SYCL allows us to easily leverage the power of C++ template metaprogramming in device code. Most valid compile-time constructs will work in a kernel (with some restrictions, described in "Limitations"). This means that we can define generic command groups, kernels, use functional programming concepts, and offload a lot of work to the compiler.
In this section we will create and execute a generic kernel function object
Define ConstantAdder
template<typename T, typename Acc, size_t N>
class ConstantAdder {
public:
ConstantAdder(Acc accessor, T val)
: accessor(accessor)
, val(val) {}
void operator() () {
for (size_t i = 0; i < N; i++) {
accessor[i] += val;
}
}
private:
Acc accessor;
const T val;
};
We first define a ConstantAdder
class. The class overloads operator()
, so it is a function object. It performs addition of a value to every element of an object, given that the object provides operator[]
.
Execute generic function
#include <iostream>
#include <array>
#include <algorithm>
#include <CL/sycl.hpp>
namespace sycl = cl::sycl;
<<Define ConstantAdder>>
int main(int, char**) {
std::array<int, 4> vals = {{ 1, 2, 3, 4 }};
sycl::queue queue(sycl::default_selector{});
{
sycl::buffer<int, 1> buf(vals.data(), sycl::range<1>(4));
queue.submit([&] (sycl::handler& cgh) {
auto acc = buf.get_access<sycl::access::mode::read_write>(cgh);
cgh.single_task(ConstantAdder<int, decltype(acc), 4>(acc, 1));
} );
}
std::for_each(vals.begin(), vals.end(), [] (int i) { std::cout << i << " "; } );
std::cout << std::endl;
return 0;
}
In main
, after the typical setup, we create a single buffer to manage four integer values.
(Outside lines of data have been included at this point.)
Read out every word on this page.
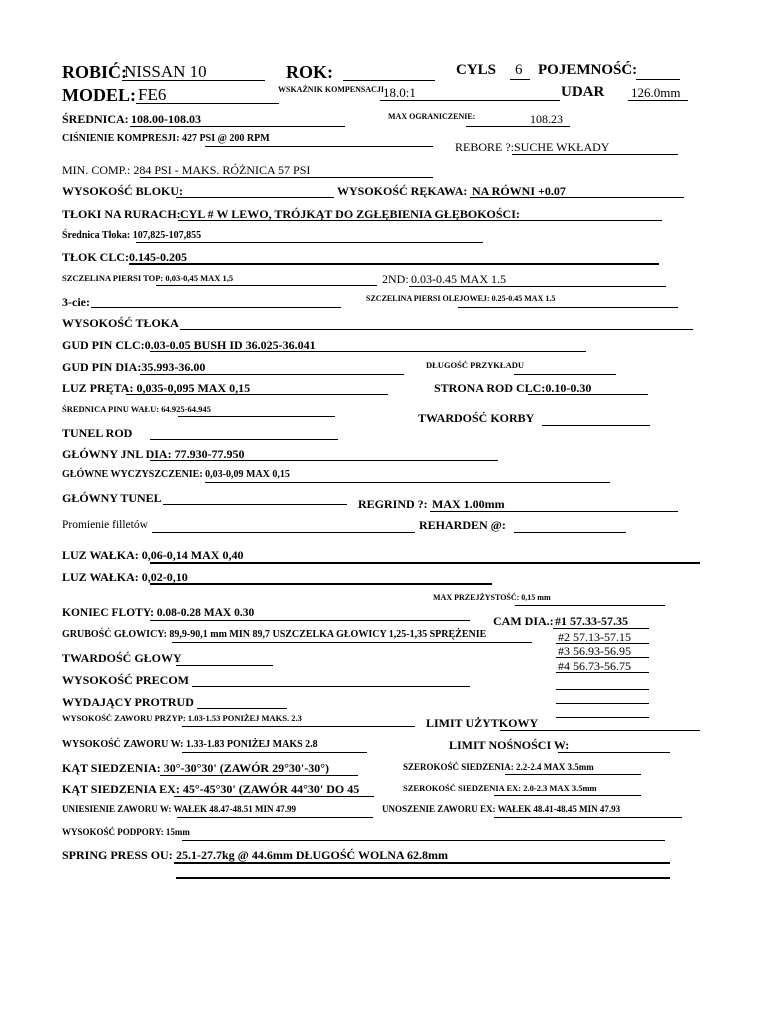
ROBIĆ:
NISSAN 10	ROK:	CYLS 6 POJEMNOŚĆ:
MODEL: FE6	WSKAŹNIK KOMPENSACJI
18.0:1	UDAR 126.0mm
ŚREDNICA: 108.00-108.03	MAX OGRANICZENIE:	108.23
CIŚNIENIE KOMPRESJI: 427 PSI @ 200 RPM
REBORE ?: SUCHE WKŁADY
MIN. COMP.: 284 PSI - MAKS. RÓŻNICA 57 PSI
WYSOKOŚĆ BLOKU:	WYSOKOŚĆ RĘKAWA: NA RÓWNI +0.07
TŁOKI NA RURACH: CYL # W LEWO, TRÓJKĄT DO ZGŁĘBIENIA GŁĘBOKOŚCI:
Średnica Tłoka: 107,825-107,855
TŁOK CLC: 0.145-0.205
SZCZELINA PIERSI TOP: 0,03-0,45 MAX 1,5	2ND: 0.03-0.45 MAX 1.5
3-cie:	SZCZELINA PIERSI OLEJOWEJ: 0.25-0.45 MAX 1.5
WYSOKOŚĆ TŁOKA
GUD PIN CLC:0.03-0.05 BUSH ID 36.025-36.041
GUD PIN DIA:35.993-36.00	DŁUGOŚĆ PRZYKŁADU
LUZ PRĘTA: 0,035-0,095 MAX 0,15	STRONA ROD CLC:0.10-0.30
ŚREDNICA PINU WAŁU: 64.925-64.945
TWARDOŚĆ KORBY
TUNEL ROD
GŁÓWNY JNL DIA: 77.930-77.950
GŁÓWNE WYCZYSZCZENIE: 0,03-0,09 MAX 0,15
GŁÓWNY TUNEL	REGRIND ?: MAX 1.00mm
Promienie filletów	REHARDEN @:
LUZ WAŁKA: 0,06-0,14 MAX 0,40
LUZ WAŁKA: 0,02-0,10
MAX PRZEJŻYSTOŚĆ: 0,15 mm
KONIEC FLOTY: 0.08-0.28 MAX 0.30
CAM DIA.: #1 57.33-57.35
GRUBOŚĆ GŁOWICY: 89,9-90,1 mm MIN 89,7 USZCZELKA GŁOWICY 1,25-1,35 SPRĘŻENIE	#2 57.13-57.15
TWARDOŚĆ GŁOWY	#3 56.93-56.95
#4 56.73-56.75
WYSOKOŚĆ PRECOM
WYDAJĄCY PROTRUD
WYSOKOŚĆ ZAWORU PRZYP: 1.03-1.53 PONIŻEJ MAKS. 2.3	LIMIT UŻYTKOWY
WYSOKOŚĆ ZAWORU W: 1.33-1.83 PONIŻEJ MAKS 2.8	LIMIT NOŚNOŚCI W:
KĄT SIEDZENIA: 30°-30°30' (ZAWÓR 29°30'-30°)	SZEROKOŚĆ SIEDZENIA: 2.2-2.4 MAX 3.5mm
KĄT SIEDZENIA EX: 45°-45°30' (ZAWÓR 44°30' DO 45	SZEROKOŚĆ SIEDZENIA EX: 2.0-2.3 MAX 3.5mm
UNIESIENIE ZAWORU W: WAŁEK 48.47-48.51 MIN 47.99	UNOSZENIE ZAWORU EX: WAŁEK 48.41-48.45 MIN 47.93
WYSOKOŚĆ PODPORY: 15mm
SPRING PRESS OU: 25.1-27.7kg @ 44.6mm DŁUGOŚĆ WOLNA 62.8mm
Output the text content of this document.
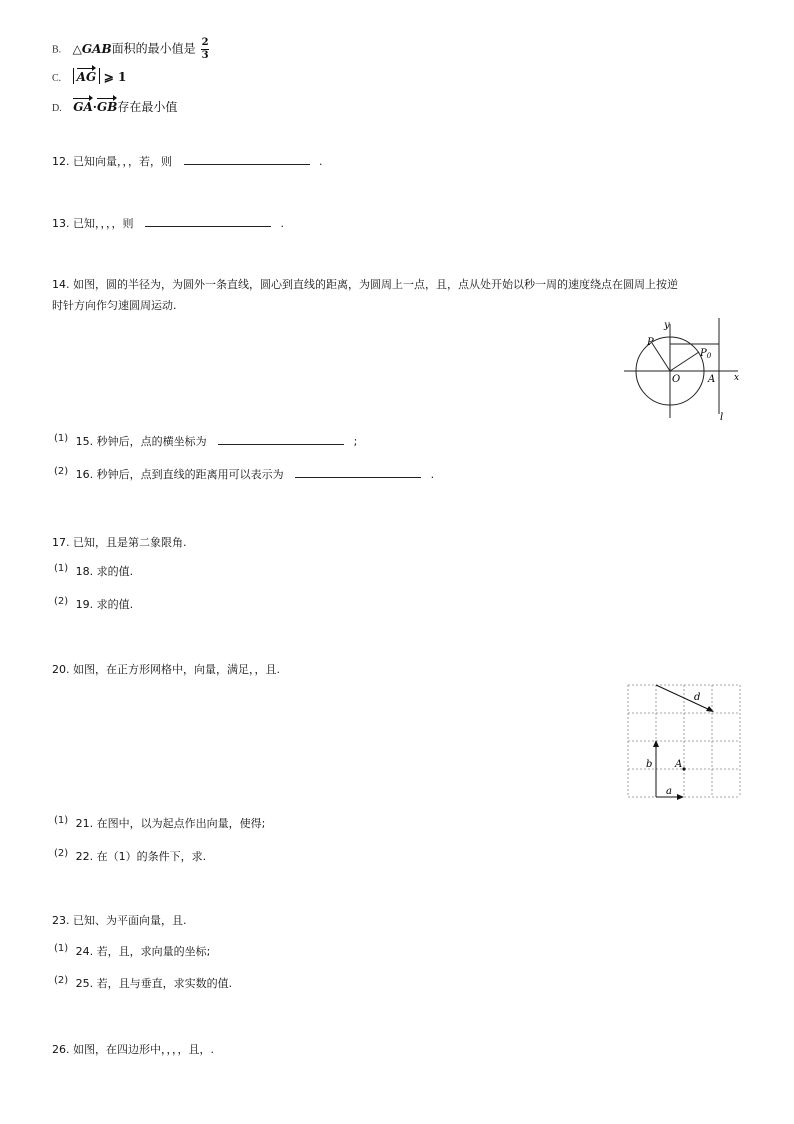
B. △GAB面积的最小值是 $\frac{2}{3}$
C. AG ⩾ 1
D. GA·GB存在最小值
12. 已知向量，，，若，则	.
13. 已知，，，，则	.
14. 如图，圆的半径为，为圆外一条直线，圆心到直线的距离，为圆周上一点，且，点从处开始以秒一周的速度绕点在圆周上按逆
时针方向作匀速圆周运动.
y
x
P
$P_0$
O	A
l
(1) 15. 秒钟后，点的横坐标为	;
(2) 16. 秒钟后，点到直线的距离用可以表示为	.
17. 已知，且是第二象限角.
(1) 18. 求的值.
(2) 19. 求的值.
20. 如图，在正方形网格中，向量，满足，，且.
d
b
a
A
(1) 21. 在图中，以为起点作出向量，使得;
(2) 22. 在（1）的条件下，求.
23. 已知、为平面向量，且.
(1) 24. 若，且，求向量的坐标;
(2) 25. 若，且与垂直，求实数的值.
26. 如图，在四边形中，，，，且，.
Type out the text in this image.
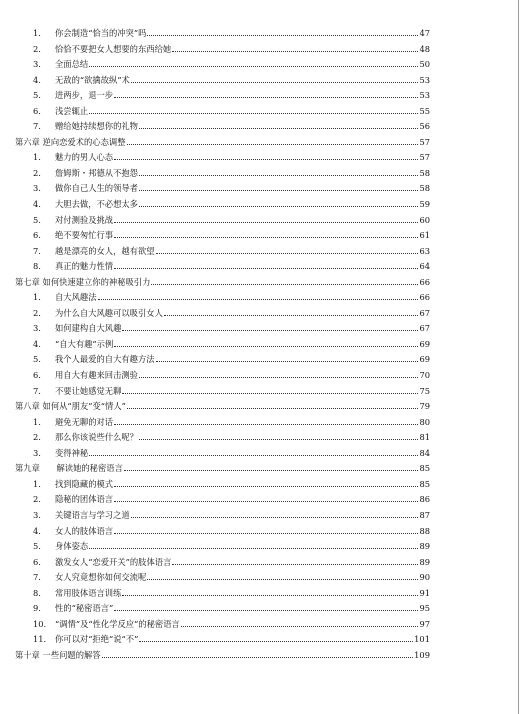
1.	你会制造“恰当的冲突”吗	47
2.	恰恰不要把女人想要的东西给她	48
3.	全面总结	50
4.	无敌的“欲擒故纵”术	53
5.	进两步，退一步	53
6.	浅尝辄止	55
7.	赠给她持续想你的礼物	56
第六章 逆向恋爱术的心态调整	57
1.	魅力的男人心态	57
2.	詹姆斯・邦德从不抱怨	58
3.	做你自己人生的领导者	58
4.	大胆去做，不必想太多	59
5.	对付测验及挑战	60
6.	绝不要匆忙行事	61
7.	越是漂亮的女人，越有欲望	63
8.	真正的魅力性情	64
第七章 如何快速建立你的神秘吸引力	66
1.	自大风趣法	66
2.	为什么自大风趣可以吸引女人	67
3.	如何建构自大风趣	67
4.	“自大有趣”示例	69
5.	我个人最爱的自大有趣方法	69
6.	用自大有趣来回击测验	70
7.	不要让她感觉无聊	75
第八章 如何从“朋友”变“情人”	79
1.	避免无聊的对话	80
2.	那么你该说些什么呢？	81
3.	变得神秘	84
第九章　　解读她的秘密语言	85
1.	找到隐藏的模式	85
2.	隐秘的团体语言	86
3.	关键语言与学习之道	87
4.	女人的肢体语言	88
5.	身体姿态	89
6.	激发女人“恋爱开关”的肢体语言	89
7.	女人究竟想你如何交流呢	90
8.	常用肢体语言训练	91
9.	性的“秘密语言”	95
10.	“调情”及“性化学反应”的秘密语言	97
11.	你可以对“拒绝”说“不”	101
第十章 一些问题的解答	109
Note that we can use int
, which is an unsized type - its width can differ from platform to platform. It is, however, safe to use, since the size is decided by the host compiler. The device compiler will then just use the same size, which allows for safe transfers of data between the host and devices.
In the command group, we create an instance of our ConstantAdder
with a value of 1
and pass that to single_task
. Notice that since our function object is now a full-fledged class, we do not have to make up an artificial template parameter, since the kernel name is known - it is exacly the name of the function object type ConstantAdder
. The output of the program is as expected:
2 3 4 5
Of course, in this case a simple lambda kernel would have worked just as well. In general though, using your own classes gives you more flexibility and expressive power, at the cost of verbosity.